Most babies are born healthy, yet the National Birth Defects Prevention Network (NBDPN) estimates that one in 33 infants enters the world with some sort of birth defect. January is Birth Defects Prevention Month, and women are urged to take proactive steps to help ensure a healthy baby.
“A lot of things should start before a woman gets pregnant—not after,” emphasizes Dr. Amy Flick, a maternal fetal medicine specialist at SSM St. Mary's Health Center. She notes that the first trimester of pregnancy is a crucial developmental stage, although many women are unaware they are pregnant for some time after conception.
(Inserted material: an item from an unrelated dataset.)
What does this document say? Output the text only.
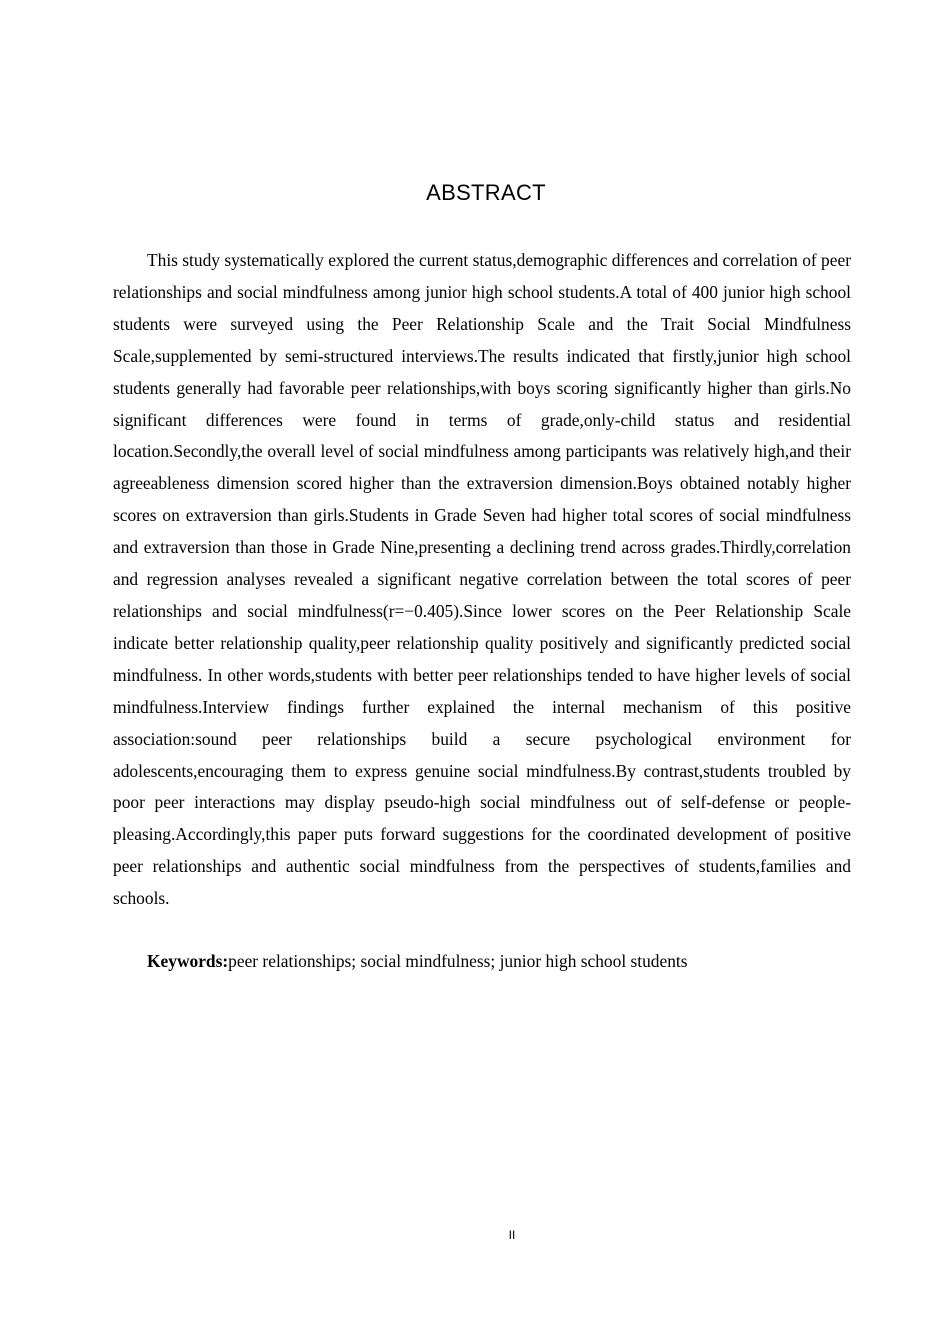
ABSTRACT

This study systematically explored the current status,demographic differences and correlation of peer relationships and social mindfulness among junior high school students.A total of 400 junior high school students were surveyed using the Peer Relationship Scale and the Trait Social Mindfulness Scale,supplemented by semi-structured interviews.The results indicated that firstly,junior high school students generally had favorable peer relationships,with boys scoring significantly higher than girls.No significant differences were found in terms of grade,only-child status and residential location.Secondly,the overall level of social mindfulness among participants was relatively high,and their agreeableness dimension scored higher than the extraversion dimension.Boys obtained notably higher scores on extraversion than girls.Students in Grade Seven had higher total scores of social mindfulness and extraversion than those in Grade Nine,presenting a declining trend across grades.Thirdly,correlation and regression analyses revealed a significant negative correlation between the total scores of peer relationships and social mindfulness(r=−0.405).Since lower scores on the Peer Relationship Scale indicate better relationship quality,peer relationship quality positively and significantly predicted social mindfulness. In other words,students with better peer relationships tended to have higher levels of social mindfulness.Interview findings further explained the internal mechanism of this positive association:sound peer relationships build a secure psychological environment for adolescents,encouraging them to express genuine social mindfulness.By contrast,students troubled by poor peer interactions may display pseudo-high social mindfulness out of self-defense or people-pleasing.Accordingly,this paper puts forward suggestions for the coordinated development of positive peer relationships and authentic social mindfulness from the perspectives of students,families and schools.

Keywords:peer relationships; social mindfulness; junior high school students

II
That’s why being tobacco and alcohol-free, taking appropriate supplements, and following a healthy diet are key for any woman who may become pregnant.
The NBDPN advises women to take 400 micrograms of folic acid daily from the beginning of menstruation through menopause. “Folic acid is involved in numerous metabolic processes within the body, and deficiencies of folic acid or abnormalities of the metabolic processes that utilize folic acid have been associated with birth defects,” says Dr. Jim Bartelsmeyer, director of the Mercy Maternal and Fetal Health Center. Most multivitamins contain at least the recommended amount of folic acid.
“The strongest association between folic acid and birth defects is with spina bifida or neural tube defects,” Bartelsmeyer says. A neural tube defect indicates a problem with the spinal cord or its coverings, and spina bifida occurs if the fetus’s spinal column fails to close completely during the first month of pregnancy. “Not all neural tube defects can be prevented with folic acid supplementation because there are other factors (i.e., genetic) involved. But supplementation with folic acid can prevent 50 to 70 percent of all neural tube defects,” he adds.
Bartelsmeyer also urges women who want to conceive to see an obstetrician prior to pregnancy to discuss specific risks and lifestyle modifications. This is especially beneficial for women who have a family history of birth defects or have a chronic illness, such as diabetes, that can increase risk. Discussion of environmental factors and medications also helps ensure the woman is prepared for a healthy pregnancy and baby.
Once a woman becomes pregnant, regular prenatal care and recommended screenings are important for identifying any potential problems and planning for them. For instance, Flick notes that if a fetal heart defect is suspected, specialists will be consulted to perform additional tests and address any concerns at the baby’s birth.
It is important to remember that not all birth defects are life-threatening or disabling. In many cases, birth defects are cosmetic, such as cleft lips, and can be successfully treated. “Major birth defects that are potentially life-threatening affect 1 to 2 percent of children at birth, but many major birth defects are not diagnosed at birth,” Bartelsmeyer says. “The incidence goes up to 6 percent at 1 to 2 years of age due to delayed diagnosis. The most common organ systems affected are cardiovascular (heart), orofacial (cleft lip), spine (spina bifida or neural tube defect), brain (hydrocephalus), gastrointestinal tract, urinary tract and abdominal wall.”
Even given such a grim list, Bartelsmeyer notes that overall risk is very low for healthy women who maintain a healthy lifestyle, and most parents welcome healthy babies.